Main content start

Grant Parker

2025-26 IAJS-Stanford Impact Labs Design Fellow
Associate Professor of Classics and of African and African American Studies

Grant Parker works on Latin literature, monumentality and digital humanities in a comparative framework. He joined Stanford from Duke University in 2006, having studied at the University of Cape Town and Princeton University and serving as a postdoc at the University of Michigan spanning the new millennium. He teaches Latin as well as Greco-Roman literature in comparative contexts. More recent work has focused on global receptions of Virgil, especially the Eclogues and Georgics. One of his first publications was The Agony of Asar: a thesis on slavery by the former slave, Jacobus Elisa Johannes Capitein, 1717-1747 (Markus Wiener Publishers 2001), and he continues to be interested in comparative approaches to enslavement. Since January 2024 he has divided his position between the Department of Classics and the new Department of African and African American Studies.
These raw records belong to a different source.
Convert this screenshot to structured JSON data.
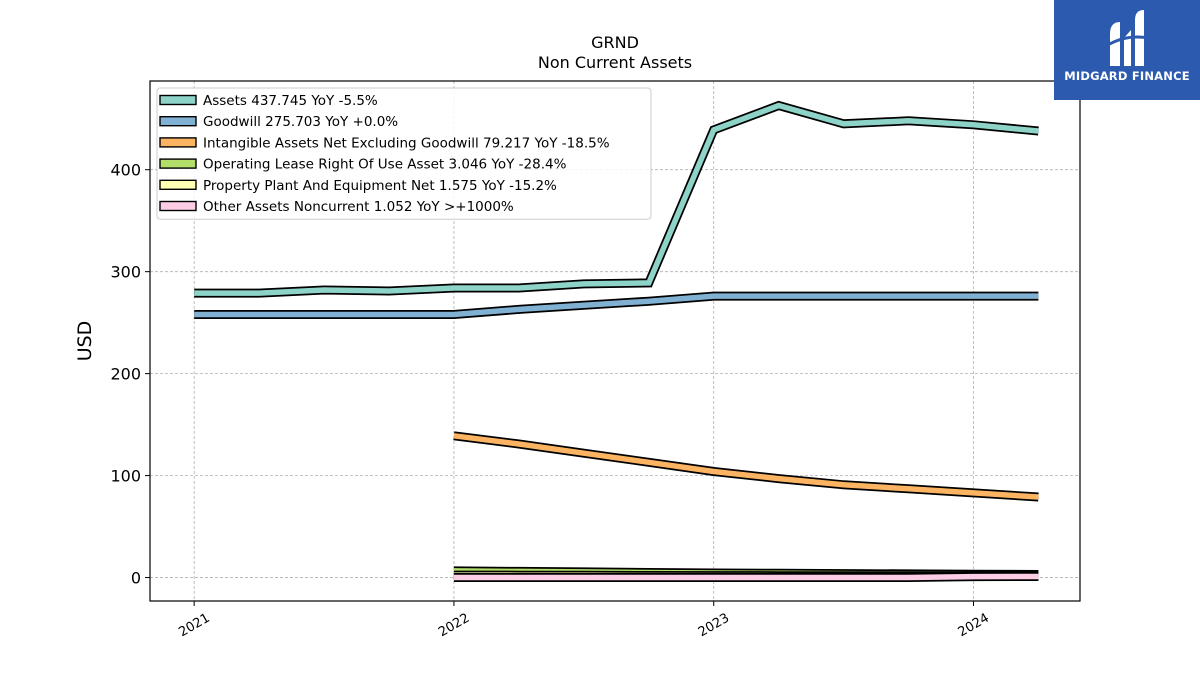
{
  "chart_data": {
    "type": "line",
    "title": "GRND",
    "subtitle": "Non Current  Assets",
    "ylabel": "USD",
    "xlabel": "",
    "ylim": [
      -23,
      487
    ],
    "xlim": [
      2020.83,
      2024.41
    ],
    "yticks": [
      0,
      100,
      200,
      300,
      400
    ],
    "xticks": [
      {
        "value": 2021,
        "label": "2021"
      },
      {
        "value": 2022,
        "label": "2022"
      },
      {
        "value": 2023,
        "label": "2023"
      },
      {
        "value": 2024,
        "label": "2024"
      }
    ],
    "grid": true,
    "legend_position": "top-left",
    "series": [
      {
        "name": "Assets  437.745 YoY -5.5%",
        "color": "#8dd3c7",
        "x": [
          2021.0,
          2021.25,
          2021.5,
          2021.75,
          2022.0,
          2022.25,
          2022.5,
          2022.75,
          2023.0,
          2023.25,
          2023.5,
          2023.75,
          2024.0,
          2024.25
        ],
        "y": [
          279,
          279,
          282,
          281,
          284,
          284,
          288,
          289,
          439,
          463,
          445,
          448,
          444,
          438
        ]
      },
      {
        "name": "Goodwill  275.703 YoY +0.0%",
        "color": "#80b1d3",
        "x": [
          2021.0,
          2021.25,
          2021.5,
          2021.75,
          2022.0,
          2022.25,
          2022.5,
          2022.75,
          2023.0,
          2023.25,
          2023.5,
          2023.75,
          2024.0,
          2024.25
        ],
        "y": [
          258,
          258,
          258,
          258,
          258,
          263,
          267,
          271,
          276,
          276,
          276,
          276,
          276,
          276
        ]
      },
      {
        "name": "Intangible Assets Net Excluding Goodwill  79.217 YoY -18.5%",
        "color": "#fdb462",
        "x": [
          2022.0,
          2022.25,
          2022.5,
          2022.75,
          2023.0,
          2023.25,
          2023.5,
          2023.75,
          2024.0,
          2024.25
        ],
        "y": [
          139,
          131,
          122,
          113,
          104,
          97,
          91,
          87,
          83,
          79
        ]
      },
      {
        "name": "Operating Lease Right Of Use Asset  3.046 YoY -28.4%",
        "color": "#b3de69",
        "x": [
          2022.0,
          2022.25,
          2022.5,
          2022.75,
          2023.0,
          2023.25,
          2023.5,
          2023.75,
          2024.0,
          2024.25
        ],
        "y": [
          6.5,
          6.0,
          5.5,
          5.0,
          4.5,
          4.2,
          3.9,
          3.6,
          3.3,
          3.0
        ]
      },
      {
        "name": "Property Plant And Equipment Net  1.575 YoY -15.2%",
        "color": "#ffffb3",
        "x": [
          2022.0,
          2022.25,
          2022.5,
          2022.75,
          2023.0,
          2023.25,
          2023.5,
          2023.75,
          2024.0,
          2024.25
        ],
        "y": [
          2.4,
          2.3,
          2.2,
          2.0,
          1.9,
          1.8,
          1.7,
          1.7,
          1.6,
          1.6
        ]
      },
      {
        "name": "Other Assets Noncurrent  1.052 YoY >+1000%",
        "color": "#fccde5",
        "x": [
          2022.0,
          2022.25,
          2022.5,
          2022.75,
          2023.0,
          2023.25,
          2023.5,
          2023.75,
          2024.0,
          2024.25
        ],
        "y": [
          0.05,
          0.05,
          0.05,
          0.05,
          0.05,
          0.05,
          0.05,
          0.05,
          0.9,
          1.05
        ]
      }
    ]
  },
  "logo": {
    "text": "MIDGARD FINANCE",
    "background": "#2b5aae"
  }
}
As a joint 2025-26 IAJS and Stanford Impact Labs Fellow, Parker will look at the stories of marginalized communities in post-apartheid South Africa, which are often inaccessible due to resource constraints and institutional barriers. This challenge of cultural preservation in resource-constrained environments is a global one. Parker will work with museums and schools in South Africa to develop scalable methodologies to preserve suppressed histories.